Eppure anche in montagna sto molto bene.
Non so proprio quanto questa mia passione per il mare si nutra di un omaggio affettivo alla memoria di mia madre, con la quale il dialogo si è interrotto troppo presto, avevo vent'anni quando è morta.
Purtroppo questo mi ha impedito di fare i conti con altre interiorizzazioni della sua figura, ben più importanti per il mio equilibrio psichico, che sono rimaste congelate dentro di me, procurandomi sofferenze personali e relazionali.
La mia ottusità, dovuta forse a un frainteso gesto d'affetto e di lealtà nei confronti del suo ricordo, dal momento che non potevo scontrarmi direttamente con lei, mi ha impedito di usufruire degli strumenti conoscitivi con i quali sono venuta in contatto negli anni Settanta, vale a dire l'autocoscienza che ho praticato per anni in un collettivo femminista, strumenti che, se applicati alla mia realtà interiore, avrebbero reso più felice la vita mia e quella del mio compagno di vita, dei miei figli e amici/che..

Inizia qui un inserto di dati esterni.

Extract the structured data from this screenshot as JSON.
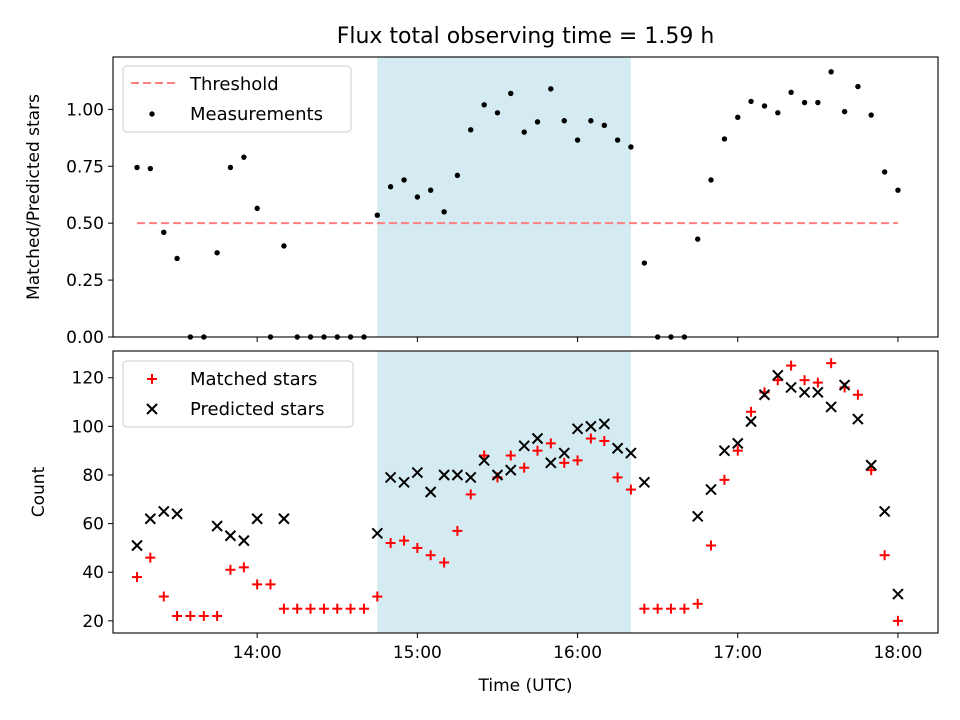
{
  "chart_data": [
    {
      "type": "scatter",
      "title": "Flux total observing time = 1.59 h",
      "ylabel": "Matched/Predicted stars",
      "xlabel": "",
      "xlim": [
        13.1,
        18.25
      ],
      "ylim": [
        0,
        1.23
      ],
      "yticks": [
        0.0,
        0.25,
        0.5,
        0.75,
        1.0
      ],
      "ytick_labels": [
        "0.00",
        "0.25",
        "0.50",
        "0.75",
        "1.00"
      ],
      "shaded_interval": {
        "x": [
          14.75,
          16.333
        ],
        "color": "#add8e6"
      },
      "legend": {
        "placement": "top-left",
        "entries": [
          "Threshold",
          "Measurements"
        ]
      },
      "threshold": {
        "name": "Threshold",
        "x": [
          13.25,
          18.0
        ],
        "y": 0.5,
        "color": "#ff7f7f",
        "style": "dashed"
      },
      "series": [
        {
          "name": "Measurements",
          "color": "#000000",
          "marker": "dot",
          "x": [
            13.25,
            13.333,
            13.417,
            13.5,
            13.583,
            13.667,
            13.75,
            13.833,
            13.917,
            14.0,
            14.083,
            14.167,
            14.25,
            14.333,
            14.417,
            14.5,
            14.583,
            14.667,
            14.75,
            14.833,
            14.917,
            15.0,
            15.083,
            15.167,
            15.25,
            15.333,
            15.417,
            15.5,
            15.583,
            15.667,
            15.75,
            15.833,
            15.917,
            16.0,
            16.083,
            16.167,
            16.25,
            16.333,
            16.417,
            16.5,
            16.583,
            16.667,
            16.75,
            16.833,
            16.917,
            17.0,
            17.083,
            17.167,
            17.25,
            17.333,
            17.417,
            17.5,
            17.583,
            17.667,
            17.75,
            17.833,
            17.917,
            18.0
          ],
          "y": [
            0.745,
            0.74,
            0.46,
            0.345,
            0.0,
            0.0,
            0.37,
            0.745,
            0.79,
            0.565,
            0.0,
            0.4,
            0.0,
            0.0,
            0.0,
            0.0,
            0.0,
            0.0,
            0.535,
            0.66,
            0.69,
            0.615,
            0.645,
            0.55,
            0.71,
            0.91,
            1.02,
            0.985,
            1.07,
            0.9,
            0.945,
            1.09,
            0.95,
            0.865,
            0.95,
            0.93,
            0.865,
            0.835,
            0.325,
            0.0,
            0.0,
            0.0,
            0.43,
            0.69,
            0.87,
            0.965,
            1.035,
            1.015,
            0.985,
            1.075,
            1.03,
            1.03,
            1.165,
            0.99,
            1.1,
            0.975,
            0.725,
            0.645
          ]
        }
      ]
    },
    {
      "type": "scatter",
      "title": "",
      "xlabel": "Time (UTC)",
      "ylabel": "Count",
      "xlim": [
        13.1,
        18.25
      ],
      "ylim": [
        15,
        131
      ],
      "xticks": [
        14,
        15,
        16,
        17,
        18
      ],
      "xtick_labels": [
        "14:00",
        "15:00",
        "16:00",
        "17:00",
        "18:00"
      ],
      "yticks": [
        20,
        40,
        60,
        80,
        100,
        120
      ],
      "ytick_labels": [
        "20",
        "40",
        "60",
        "80",
        "100",
        "120"
      ],
      "shaded_interval": {
        "x": [
          14.75,
          16.333
        ],
        "color": "#add8e6"
      },
      "legend": {
        "placement": "top-left",
        "entries": [
          "Matched stars",
          "Predicted stars"
        ]
      },
      "series": [
        {
          "name": "Matched stars",
          "color": "#ff0000",
          "marker": "plus",
          "x": [
            13.25,
            13.333,
            13.417,
            13.5,
            13.583,
            13.667,
            13.75,
            13.833,
            13.917,
            14.0,
            14.083,
            14.167,
            14.25,
            14.333,
            14.417,
            14.5,
            14.583,
            14.667,
            14.75,
            14.833,
            14.917,
            15.0,
            15.083,
            15.167,
            15.25,
            15.333,
            15.417,
            15.5,
            15.583,
            15.667,
            15.75,
            15.833,
            15.917,
            16.0,
            16.083,
            16.167,
            16.25,
            16.333,
            16.417,
            16.5,
            16.583,
            16.667,
            16.75,
            16.833,
            16.917,
            17.0,
            17.083,
            17.167,
            17.25,
            17.333,
            17.417,
            17.5,
            17.583,
            17.667,
            17.75,
            17.833,
            17.917,
            18.0
          ],
          "y": [
            38,
            46,
            30,
            22,
            22,
            22,
            22,
            41,
            42,
            35,
            35,
            25,
            25,
            25,
            25,
            25,
            25,
            25,
            30,
            52,
            53,
            50,
            47,
            44,
            57,
            72,
            88,
            79,
            88,
            83,
            90,
            93,
            85,
            86,
            95,
            94,
            79,
            74,
            25,
            25,
            25,
            25,
            27,
            51,
            78,
            90,
            106,
            114,
            119,
            125,
            119,
            118,
            126,
            116,
            113,
            82,
            47,
            20
          ]
        },
        {
          "name": "Predicted stars",
          "color": "#000000",
          "marker": "x",
          "x": [
            13.25,
            13.333,
            13.417,
            13.5,
            13.75,
            13.833,
            13.917,
            14.0,
            14.167,
            14.75,
            14.833,
            14.917,
            15.0,
            15.083,
            15.167,
            15.25,
            15.333,
            15.417,
            15.5,
            15.583,
            15.667,
            15.75,
            15.833,
            15.917,
            16.0,
            16.083,
            16.167,
            16.25,
            16.333,
            16.417,
            16.75,
            16.833,
            16.917,
            17.0,
            17.083,
            17.167,
            17.25,
            17.333,
            17.417,
            17.5,
            17.583,
            17.667,
            17.75,
            17.833,
            17.917,
            18.0
          ],
          "y": [
            51,
            62,
            65,
            64,
            59,
            55,
            53,
            62,
            62,
            56,
            79,
            77,
            81,
            73,
            80,
            80,
            79,
            86,
            80,
            82,
            92,
            95,
            85,
            89,
            99,
            100,
            101,
            91,
            89,
            77,
            63,
            74,
            90,
            93,
            102,
            113,
            121,
            116,
            114,
            114,
            108,
            117,
            103,
            84,
            65,
            31
          ]
        }
      ]
    }
  ]
}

Mi sono ritratta spaventata, allora, rispetto a un sogno che feci nel quale ero inseguita nel corridoio di una casa da mia madre, armata di un lungo coltello, che voleva appunto accoltellarmi alla schiena.
Non ho capito allora che cosa significasse, e a dire la verità non me lo sono mai più chiesto.
Il "cerchio" si è chiuso con un altro sogno, di un paio di anni fa, nel quale ero io che avevo messo mia madre con le spalle al muro tenendola ferma con violenza, sempre nel corridoio di una casa, frugandole dentro alla ricerca di non so che cosa.
Il mare è un materno pacificante e tranquillizzante per me, anche se ne ho un grande rispetto e timore, che mi spinge a non tentare bagni quando è agitato, a non spingermi a nuotare troppo distante dalla riva in situazioni che non conosco.
Domani comincia la mia avventura marina di quest'anno.